The Council for the Development of Cambodia (CDC) has approved two new breweries in the country which will increase the total number of industrial brewing companies the South Asian kingdom to ten.
Cambodia Brewery Co, which already runs a brewery in a joint-venture with Heineken Group in Cambodia, got permission last Wednesday to build a second one in the country’s capital Phnom Penh. The brewery is expected to cost USD 87 million and will create 899 jobs. In 2016, the company already concluded a major expansion program at its existing brewery to boost its capacity to 3 million hectoliters (inside.beer, 11.3.2017). The same year the first batch of Heineken beer was also brewed in Cambodia. The company sells today brands like Tiger, Heineken and Black Panther. Heineken Asia-Pacific began operations in Cambodia in 1994 as a joint-venture between Asia Pacific Brewery Limited and Progress Import-Export Company, which is owned by the Vattanac Group.
The CDC already approved in April a USD 160.6 million brewery in the outskirts west of Phnom Penh. The project by Hanuman Beverages Co Ltd is expected to create 1,545 jobs. Hanuman opened a microbrewery and brewpub in Phnom Penh in 2019 with a limited selection of craft beers.
In recent years Cambodia liberalized its markets and attracted new investments also in the beer and beverage market. In 2017, Cambodia’s Khmer Brewery, part of private Chip Mong Group, changed its name to Cambodia’s Khmer Beverages after completing a USD 120 million expansion of its 3.2 million hectoliters brewery south of Phnom Penh where the company also launched a range of non-alcoholic drinks.
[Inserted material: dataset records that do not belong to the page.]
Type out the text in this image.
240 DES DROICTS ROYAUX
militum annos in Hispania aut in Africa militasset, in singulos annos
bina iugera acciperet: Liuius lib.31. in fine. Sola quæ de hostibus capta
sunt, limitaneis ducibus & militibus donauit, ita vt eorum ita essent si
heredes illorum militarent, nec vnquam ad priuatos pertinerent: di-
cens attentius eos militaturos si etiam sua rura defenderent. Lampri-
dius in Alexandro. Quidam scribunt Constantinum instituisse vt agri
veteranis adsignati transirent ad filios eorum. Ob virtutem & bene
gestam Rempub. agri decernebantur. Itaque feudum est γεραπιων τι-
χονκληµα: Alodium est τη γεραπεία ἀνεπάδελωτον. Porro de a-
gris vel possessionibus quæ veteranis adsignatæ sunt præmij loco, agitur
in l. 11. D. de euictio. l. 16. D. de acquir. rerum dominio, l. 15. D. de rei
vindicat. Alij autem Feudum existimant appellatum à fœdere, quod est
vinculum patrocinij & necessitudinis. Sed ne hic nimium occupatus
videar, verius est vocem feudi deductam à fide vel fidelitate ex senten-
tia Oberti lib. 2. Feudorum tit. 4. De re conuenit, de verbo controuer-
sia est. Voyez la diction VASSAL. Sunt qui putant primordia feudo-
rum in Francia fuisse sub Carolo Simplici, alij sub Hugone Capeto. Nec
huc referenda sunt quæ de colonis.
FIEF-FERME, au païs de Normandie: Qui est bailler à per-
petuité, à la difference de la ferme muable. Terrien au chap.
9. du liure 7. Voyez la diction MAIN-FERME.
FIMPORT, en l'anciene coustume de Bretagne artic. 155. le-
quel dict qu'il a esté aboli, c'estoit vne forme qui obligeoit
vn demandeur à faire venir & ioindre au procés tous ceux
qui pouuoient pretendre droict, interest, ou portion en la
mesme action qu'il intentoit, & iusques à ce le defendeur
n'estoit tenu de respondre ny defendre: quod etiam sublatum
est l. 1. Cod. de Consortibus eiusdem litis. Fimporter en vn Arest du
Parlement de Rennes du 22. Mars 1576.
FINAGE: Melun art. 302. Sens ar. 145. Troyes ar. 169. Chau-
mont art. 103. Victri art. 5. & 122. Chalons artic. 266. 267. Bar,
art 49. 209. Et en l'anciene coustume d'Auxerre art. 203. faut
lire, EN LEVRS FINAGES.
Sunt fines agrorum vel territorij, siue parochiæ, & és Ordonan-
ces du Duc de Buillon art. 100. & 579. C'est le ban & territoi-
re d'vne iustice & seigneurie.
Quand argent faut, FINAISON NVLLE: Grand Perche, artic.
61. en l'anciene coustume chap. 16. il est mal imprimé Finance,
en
Another big player in the market is Carlsberg, which took over Angkor Beer Company in 1991 and continues to brew the popular Angkor Beer. In August 2019, one year after Carlsberg took over management of Cambrew, the Danish brewer totally revamped the brand, which was first brewed in 1992. In November last year, Carlsberg gained full ownership in the company and bought the remaining 25% (inside.beer, 1.11.2019). According to Carlsberg, the goal is to become the industry leader in a highly competitive market.
“Of course, beer products are not necessities, but if both domestic and foreign markets still demand them and [production] remains competitive, Cambodia should permit the further establishment of this type of business based on real investment. In addition to beverages, there are other non-alcoholic beverages we could look to support to further cut back imports – such as orange juice, fruit juice and pure drinking water,” said Oum Sotha, spokesman for the Cambodian Ministry of Science, Technology and Innovation.